There is a very useful and widely used matrix in the business world called the “BCG Matrix” that helps a company analyze their product lines to determine which to further invest in, which to liquidate, which to expand, etc. This is where the term “cash cow,” a product whose positive cash flows pay for the other products of a company, comes from. Each product line is placed in the matrix, which measures the relative position of the product line in the market (low to high market share) against the rate of growth of the business (low to high). Depending on where the product line falls along those two matrices, you can determine what strategy to take with the product (invest further, liquidate, etc.).
Back in the early 1980s Robert Gruber and Mary Mohr (“Strategic Management for Multiprogram Nonprofit Organizations”) adapted this matrix for nonprofits to enable them to plot their programs according to social and financial returns. This allowed a nonprofit organization to take a hard look at their programs to determine a strategy for each.
I would argue that the tool could be used by social entrepreneurs (both for profit and nonprofit) to analyze their programs/activities/products/services to see which are worth investing and growing, which are worth sustaining, which should be divested from, etc. The matrix looks like this:
A social entrepreneur could plot their activities in the matrix according to each activity’s social impact (low to high) and financial return (low to high). So, let’s take a fictitious K-12 education nonprofit that has four main activities:
- An after-school program during the school year for low-income kids
- A summer camp for a broad cross section of kids on a sliding scale fee
- A book store for the general public
- A backpack program where donations from local stores are gathered, assembled and given to children in the program.
The after-school program for at-risk kids has a high social impact (their results are great) but it is very expensive to the organization.
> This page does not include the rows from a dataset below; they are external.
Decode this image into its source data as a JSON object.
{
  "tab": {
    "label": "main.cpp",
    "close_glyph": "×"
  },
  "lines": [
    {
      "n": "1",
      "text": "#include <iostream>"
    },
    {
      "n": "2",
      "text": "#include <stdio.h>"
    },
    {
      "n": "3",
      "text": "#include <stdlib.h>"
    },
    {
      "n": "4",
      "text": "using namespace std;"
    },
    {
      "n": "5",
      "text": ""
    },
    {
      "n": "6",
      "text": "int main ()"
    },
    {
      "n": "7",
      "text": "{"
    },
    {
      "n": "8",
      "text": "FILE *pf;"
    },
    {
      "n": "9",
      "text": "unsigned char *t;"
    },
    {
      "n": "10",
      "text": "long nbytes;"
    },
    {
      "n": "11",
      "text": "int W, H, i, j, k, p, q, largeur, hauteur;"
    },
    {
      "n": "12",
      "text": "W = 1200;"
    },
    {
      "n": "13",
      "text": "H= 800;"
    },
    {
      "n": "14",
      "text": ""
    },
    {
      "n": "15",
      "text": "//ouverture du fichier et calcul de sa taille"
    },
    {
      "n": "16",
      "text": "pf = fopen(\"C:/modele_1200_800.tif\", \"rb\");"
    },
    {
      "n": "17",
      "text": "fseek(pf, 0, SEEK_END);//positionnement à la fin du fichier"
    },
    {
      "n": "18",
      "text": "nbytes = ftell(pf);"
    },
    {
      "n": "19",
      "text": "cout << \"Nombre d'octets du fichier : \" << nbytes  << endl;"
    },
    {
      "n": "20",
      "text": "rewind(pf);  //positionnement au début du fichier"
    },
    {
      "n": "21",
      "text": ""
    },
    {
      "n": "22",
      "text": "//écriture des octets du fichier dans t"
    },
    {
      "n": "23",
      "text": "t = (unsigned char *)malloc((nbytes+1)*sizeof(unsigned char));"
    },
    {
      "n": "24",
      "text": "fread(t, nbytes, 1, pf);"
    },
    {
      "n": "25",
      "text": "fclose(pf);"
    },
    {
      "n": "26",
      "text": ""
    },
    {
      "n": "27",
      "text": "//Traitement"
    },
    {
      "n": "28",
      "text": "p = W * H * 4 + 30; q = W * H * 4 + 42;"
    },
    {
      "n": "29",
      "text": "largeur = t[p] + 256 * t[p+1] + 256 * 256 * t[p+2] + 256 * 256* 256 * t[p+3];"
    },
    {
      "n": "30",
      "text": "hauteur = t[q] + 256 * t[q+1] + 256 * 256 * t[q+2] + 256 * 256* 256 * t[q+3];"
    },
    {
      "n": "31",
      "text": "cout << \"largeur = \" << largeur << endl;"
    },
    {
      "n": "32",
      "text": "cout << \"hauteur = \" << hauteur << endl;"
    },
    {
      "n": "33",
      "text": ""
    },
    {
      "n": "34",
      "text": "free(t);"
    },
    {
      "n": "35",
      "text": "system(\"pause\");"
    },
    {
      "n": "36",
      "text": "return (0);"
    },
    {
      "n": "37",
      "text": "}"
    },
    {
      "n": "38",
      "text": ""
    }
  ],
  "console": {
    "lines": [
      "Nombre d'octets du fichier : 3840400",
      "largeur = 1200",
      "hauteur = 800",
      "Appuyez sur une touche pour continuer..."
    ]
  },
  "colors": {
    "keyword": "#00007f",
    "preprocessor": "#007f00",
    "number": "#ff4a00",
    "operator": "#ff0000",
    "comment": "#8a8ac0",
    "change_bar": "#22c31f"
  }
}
This would be a “Worthwhile” program in the matrix. The summer school is “Beneficial” because they make some money off of it, and it has social impact. The book store would be a “Sustaining” program because it provides them a high financial return, but little social impact. Finally, the backpack program, which provides each child a couple of notebooks and some pens and pencils, has little social impact and no financial return, is a “Detrimental” program.
Once each program is plotted on the matrix, the organization can make some difficult decisions. The strategy, according to the matrix, would be to “carefully nurture” the after-school program, “cautiously expand” the summer school program, “sustain” the book store, and “cut” the backpack program.
However, there are always shades of gray, and any good tool needs to allow for that. Perhaps the summer school program provides some social impact, but not enough because it is a 50-50 mix of at-risk and low-risk kids. So an expansion of that model might detract from the overall social impact of the organization. The organization might want to grow the social impact side of the program (enroll more at-risk kids) while growing the book store revenues or increasing the price for low-risk kids to subsidize that growth. The point is that by analyzing each program/activity/product/service of a social enterprise the organization can make strategic decisions about growth, maintenance, pruning and ultimately where best to funnel limited resources in order to create sustainable social impact.